Cuando llegué a la estación, Marcus me esperaba junto a la entrada.
Estaba pálido.
—¿Dónde está Ethan?
Señaló hacia el estacionamiento.
Seguí su mirada.
Ethan estaba junto a su auto.
Y frente a él había una mujer inclinada sobre una banca, bebiendo agua mientras tosía.
Reconocí primero su abrigo.
Después su cabello.
Sentí que se me congelaba el cuerpo.
—¿Sophie?
Mi hermana menor levantó la cabeza.
El labial rosa pálido seguía en sus labios.
La misma marca de la botella.
—Claire…
Ethan avanzó rápidamente.
—Puedo explicarlo.
Solté una risa seca.
—Claro que puedes.
Miré a Sophie.
—¿Cuánto tiempo?
Ella empezó a llorar.
—No es lo que piensas.
—Entonces dime qué debo pensar.
Marcus intervino.
—Claire, hay algo más.
Sacó su teléfono.
—Ethan me pidió que viniera porque Sophie se puso mal después de beber la soda. Pero cuando llegué, estaban discutiendo.
Miró a Ethan.
—Y escuché suficiente.
Ethan endureció el rostro.
—Cállate, Marcus.
Eso fue toda la confirmación que necesité.
Sophie se abrazó el cuerpo.
—Llevamos casi un año viéndonos.
Nueve años de matrimonio.
Un año de mentiras.
Pero todavía faltaba lo peor.
—¿Por qué viajaba contigo?
Sophie miró a Ethan.
Él no respondió.
Entonces Marcus habló:
—Porque esos supuestos viajes de negocios nunca fueron solo viajes.
Me mostró fotografías.
Hoteles.
Restaurantes.
Reservas hechas para dos.
Y después una captura bancaria.
Ethan había transferido dinero de nuestra cuenta de ahorros a una cuenta a nombre de Sophie.
—¿Cuánto? —pregunté.
—Casi cuarenta mil dólares —respondió Marcus.

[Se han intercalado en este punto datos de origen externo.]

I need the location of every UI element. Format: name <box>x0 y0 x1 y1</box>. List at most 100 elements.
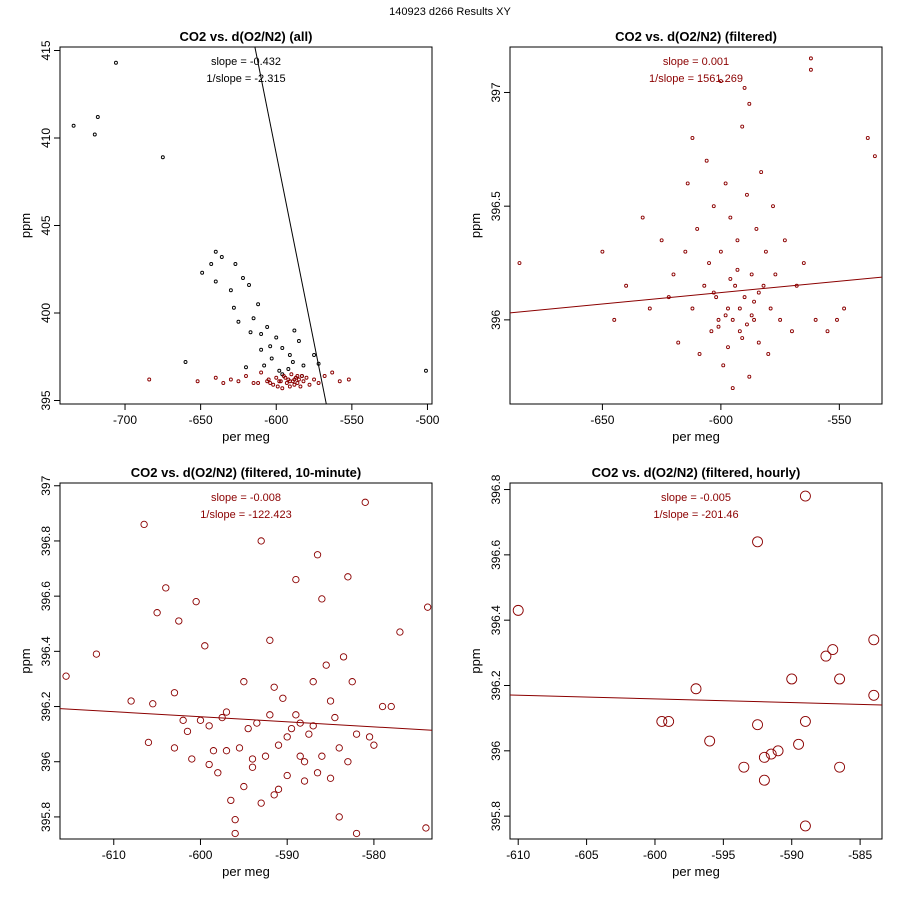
y-tick-label: 395.8 <box>489 801 503 831</box>
data-point <box>801 261 806 265</box>
data-point <box>318 752 326 760</box>
y-tick-label: 396.4 <box>489 605 503 635</box>
data-point <box>284 381 289 385</box>
data-point <box>228 288 233 293</box>
data-point <box>240 782 248 791</box>
data-point <box>307 382 312 387</box>
data-point <box>248 763 257 771</box>
y-tick-label: 395.8 <box>39 802 53 832</box>
data-point <box>733 283 738 288</box>
data-point <box>287 724 296 733</box>
data-point <box>758 774 770 786</box>
plot-area <box>510 490 882 832</box>
data-point <box>253 719 261 727</box>
data-point <box>752 299 757 304</box>
data-point <box>149 700 157 708</box>
data-point <box>298 384 303 389</box>
data-point <box>127 697 135 705</box>
slope-annotation: slope = 0.001 <box>663 56 729 68</box>
data-point <box>728 276 733 281</box>
x-tick-label: -610 <box>102 848 126 862</box>
data-point <box>170 689 179 697</box>
y-axis-label: ppm <box>468 648 483 673</box>
data-point <box>799 715 811 727</box>
data-point <box>766 352 771 356</box>
data-point <box>695 226 700 231</box>
y-tick-label: 395 <box>39 390 53 410</box>
data-point <box>331 713 339 722</box>
data-point <box>62 672 70 680</box>
data-point <box>92 650 101 658</box>
data-point <box>339 653 348 661</box>
data-point <box>744 192 749 197</box>
data-point <box>248 330 253 335</box>
data-point <box>749 313 754 318</box>
data-point <box>213 249 218 254</box>
data-point <box>144 738 153 747</box>
data-point <box>738 761 750 773</box>
data-point <box>300 777 309 785</box>
data-point <box>730 317 735 322</box>
y-tick-label: 397 <box>39 475 53 495</box>
data-point <box>228 377 233 382</box>
data-point <box>512 604 524 616</box>
data-point <box>309 722 317 730</box>
inverse-slope-annotation: 1/slope = -122.423 <box>200 509 291 521</box>
data-point <box>296 752 304 760</box>
fit-line <box>510 694 882 706</box>
data-point <box>309 678 317 686</box>
data-point <box>752 317 757 322</box>
data-point <box>352 730 361 738</box>
fit-line <box>60 708 432 731</box>
data-point <box>270 683 278 691</box>
y-tick-label: 396.4 <box>39 636 53 666</box>
data-point <box>313 551 322 559</box>
data-point <box>287 379 292 384</box>
data-point <box>346 377 351 382</box>
data-point <box>600 249 605 254</box>
data-point <box>259 347 264 352</box>
slope-annotation: slope = -0.005 <box>661 492 731 504</box>
data-point <box>690 306 695 311</box>
x-tick-label: -550 <box>340 413 364 427</box>
y-tick-label: 396.2 <box>489 670 503 700</box>
data-point <box>344 758 352 766</box>
data-point <box>387 702 395 711</box>
data-point <box>262 363 267 368</box>
chart-filtered: CO2 vs. d(O2/N2) (filtered) -650 -600 -550 3… <box>468 29 883 444</box>
data-point <box>292 328 297 333</box>
data-point <box>842 306 847 311</box>
data-point <box>265 325 270 329</box>
data-point <box>196 716 205 724</box>
data-point <box>756 340 761 345</box>
data-point <box>771 204 775 209</box>
data-point <box>296 339 301 343</box>
data-point <box>233 262 238 266</box>
data-point <box>322 661 330 669</box>
data-point <box>808 56 813 61</box>
chart-title: CO2 vs. d(O2/N2) (all) <box>180 29 313 44</box>
data-point <box>313 769 322 777</box>
data-point <box>337 379 342 384</box>
data-point <box>365 733 374 741</box>
y-tick-label: 396.5 <box>489 191 503 221</box>
data-point <box>690 136 695 140</box>
data-point <box>312 377 316 382</box>
x-tick-label: -580 <box>362 848 386 862</box>
x-tick-label: -600 <box>709 413 733 427</box>
data-point <box>752 536 763 548</box>
data-point <box>752 719 763 731</box>
data-point <box>747 101 752 106</box>
data-point <box>270 791 278 799</box>
data-point <box>289 372 294 377</box>
data-point <box>236 379 241 384</box>
data-point <box>742 295 747 300</box>
data-point <box>292 575 300 584</box>
x-tick-label: -600 <box>188 848 212 862</box>
x-tick-label: -610 <box>506 848 530 862</box>
x-tick-label: -550 <box>827 413 851 427</box>
data-point <box>259 370 264 375</box>
data-point <box>714 295 719 300</box>
data-point <box>756 290 761 295</box>
fit-line <box>510 276 882 314</box>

Ethan intentó agarrarme del brazo.
Retrocedí.
—No me toques.
—Claire, podemos arreglarlo.
—¿Arreglar qué? ¿Mi matrimonio o el dinero que robaste?
Sophie lloró más fuerte.
—Él dijo que ustedes prácticamente estaban separados.
La miré.
—Dormiste en mi casa la Navidad pasada.
Bajó la cabeza.
Eso me dolió más que cualquier explicación.
Saqué el teléfono.
—¿Qué haces? —preguntó Ethan.
—Llamar a mi abogado.
Su expresión cambió.
—No hagas una estupidez por rabia.
Lo miré durante varios segundos.
—No estoy enfadada, Ethan.
Y era verdad.
Estaba terminada.
Tres meses después, el divorcio quedó encaminado, las transferencias estaban documentadas y Sophie había vuelto a vivir con nuestros padres.
Ethan perdió también a Marcus.
Pero lo más extraño ocurrió seis meses después.
Recibí un mensaje de Sophie.

“No espero que me perdones. Solo quería decirte que Ethan también me engañaba.”
Me quedé mirando la pantalla.
Después la bloqueé.
Porque finalmente comprendí algo:
Yo había puesto seis gotas en una botella buscando descubrir quién bebía a escondidas.
Pero aquella noche no descubrí solamente una amante.
Descubrí que llevaba años compartiendo mi vida con personas capaces de mirarme a los ojos mientras me mentían.
Y esa fue la última vez que necesité una prueba para creer en lo que ya veía.